Search code examples
pysparkaws-glue

Glue Job Writes Multiple Partitions to the Same File


I'm trying to write a glue job that converts multiples csv files to separate json files using each row of the csv for a file. When the job finishes, the correct number of files show up in s3, but some are empty and some have multiple json objects in the same file.

After I apply the mapping, this is how I create the partitions and write the files:

numEntities = applyMapping1.toDF().count()
partitions = applymapping1.repartition(numEntities)
partitions.toDF().write.mode("ignore").format("json").option("header", "true").save("s3://location/test")

Using this, some files are created as a json file that has 2 objects one after the other, some are correct, and some are empty.

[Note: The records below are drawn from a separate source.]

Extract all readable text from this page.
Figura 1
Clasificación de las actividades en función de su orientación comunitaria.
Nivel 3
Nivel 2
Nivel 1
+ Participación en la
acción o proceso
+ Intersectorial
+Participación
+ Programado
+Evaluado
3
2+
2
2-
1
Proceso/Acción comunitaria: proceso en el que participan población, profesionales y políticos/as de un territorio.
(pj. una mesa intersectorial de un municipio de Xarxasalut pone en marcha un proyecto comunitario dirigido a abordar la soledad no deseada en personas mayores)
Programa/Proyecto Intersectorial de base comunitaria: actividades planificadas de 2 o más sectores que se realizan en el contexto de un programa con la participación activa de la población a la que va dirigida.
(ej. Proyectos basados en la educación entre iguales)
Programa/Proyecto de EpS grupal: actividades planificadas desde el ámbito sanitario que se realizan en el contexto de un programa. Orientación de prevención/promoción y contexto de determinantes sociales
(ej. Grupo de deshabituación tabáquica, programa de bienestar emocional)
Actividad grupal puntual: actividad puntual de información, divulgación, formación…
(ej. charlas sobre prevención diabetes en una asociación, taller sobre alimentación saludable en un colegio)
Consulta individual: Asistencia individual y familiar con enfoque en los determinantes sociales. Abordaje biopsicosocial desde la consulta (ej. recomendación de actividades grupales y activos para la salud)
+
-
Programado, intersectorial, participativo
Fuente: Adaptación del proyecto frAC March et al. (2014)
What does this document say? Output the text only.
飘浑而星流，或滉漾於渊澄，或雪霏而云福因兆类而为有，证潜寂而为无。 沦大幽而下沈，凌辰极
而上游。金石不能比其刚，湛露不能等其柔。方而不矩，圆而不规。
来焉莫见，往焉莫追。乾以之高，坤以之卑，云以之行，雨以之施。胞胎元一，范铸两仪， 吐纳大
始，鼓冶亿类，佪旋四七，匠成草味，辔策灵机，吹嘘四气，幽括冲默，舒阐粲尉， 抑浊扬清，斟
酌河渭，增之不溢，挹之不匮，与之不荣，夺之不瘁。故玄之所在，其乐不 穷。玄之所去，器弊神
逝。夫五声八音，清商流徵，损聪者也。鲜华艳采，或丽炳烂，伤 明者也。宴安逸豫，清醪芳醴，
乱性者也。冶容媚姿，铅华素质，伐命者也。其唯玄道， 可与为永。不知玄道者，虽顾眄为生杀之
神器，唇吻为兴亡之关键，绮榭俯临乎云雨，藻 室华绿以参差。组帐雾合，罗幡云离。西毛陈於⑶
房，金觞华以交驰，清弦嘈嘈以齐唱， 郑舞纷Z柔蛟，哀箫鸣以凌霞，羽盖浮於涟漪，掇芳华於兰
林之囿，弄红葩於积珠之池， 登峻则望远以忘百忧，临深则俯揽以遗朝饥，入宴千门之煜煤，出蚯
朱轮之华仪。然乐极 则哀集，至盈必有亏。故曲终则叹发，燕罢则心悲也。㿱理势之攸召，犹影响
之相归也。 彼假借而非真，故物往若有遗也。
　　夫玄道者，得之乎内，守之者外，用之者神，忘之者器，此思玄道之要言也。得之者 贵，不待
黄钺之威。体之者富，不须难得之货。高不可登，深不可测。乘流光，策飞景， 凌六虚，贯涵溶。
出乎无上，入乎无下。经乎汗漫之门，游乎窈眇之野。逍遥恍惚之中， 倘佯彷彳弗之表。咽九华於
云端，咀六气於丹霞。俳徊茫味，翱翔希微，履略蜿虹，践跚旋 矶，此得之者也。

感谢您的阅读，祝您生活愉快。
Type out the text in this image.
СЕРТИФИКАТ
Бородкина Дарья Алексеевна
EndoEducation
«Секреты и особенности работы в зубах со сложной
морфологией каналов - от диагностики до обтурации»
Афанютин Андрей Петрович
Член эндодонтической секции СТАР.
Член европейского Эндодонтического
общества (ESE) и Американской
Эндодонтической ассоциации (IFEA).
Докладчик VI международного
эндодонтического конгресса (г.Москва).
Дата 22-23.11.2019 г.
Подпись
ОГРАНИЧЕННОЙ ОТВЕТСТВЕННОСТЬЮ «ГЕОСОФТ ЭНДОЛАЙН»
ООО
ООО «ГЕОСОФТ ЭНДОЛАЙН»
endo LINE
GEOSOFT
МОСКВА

Is there any way I can ensure that each partition creates a separate file with only its data?


Solution

  • I think the Partitioner behind repartition does not exactly do what you intend:

    It created as many partitions as you requested - so far so good. But it didn't distribute the rows into only one of the partitions each. That may be due to the logic in HashPartitioner having calculated the same hash value for more than one of the rows.

    As an alternative to repartition.save... you could use foreachPartition and then iterate over each row, saving it to a file (e.g. under /tmp) and uploading it to S3. I wouldn't repartition before doing that because the UDF that will be executed from foreachPartition is rather expensive, so you should minimize the number of UDF invocations.

    Here is an example that worked for me. It's written in Scala, though:

    dynamicFrame.
      repartition(1).
      toDF().
      foreachPartition(p => {
        val out = new BufferedOutputStream(new GZIPOutputStream(new FileOutputStream("/tmp/temp.xsv.gz")))
        p.foreach(r => {
          val row = ...
          out.write(row)
        })
        val s3 = AmazonS3ClientBuilder.standard().withRegion(Regions.EU_CENTRAL_1).build()
        val tm = TransferManagerBuilder.standard().withS3Client(s3).build()
        val rq = new PutObjectRequest(bucket, key, new File("/tmp/temp.xsv.gz"))
        tm.upload(rq).waitForCompletion()
      })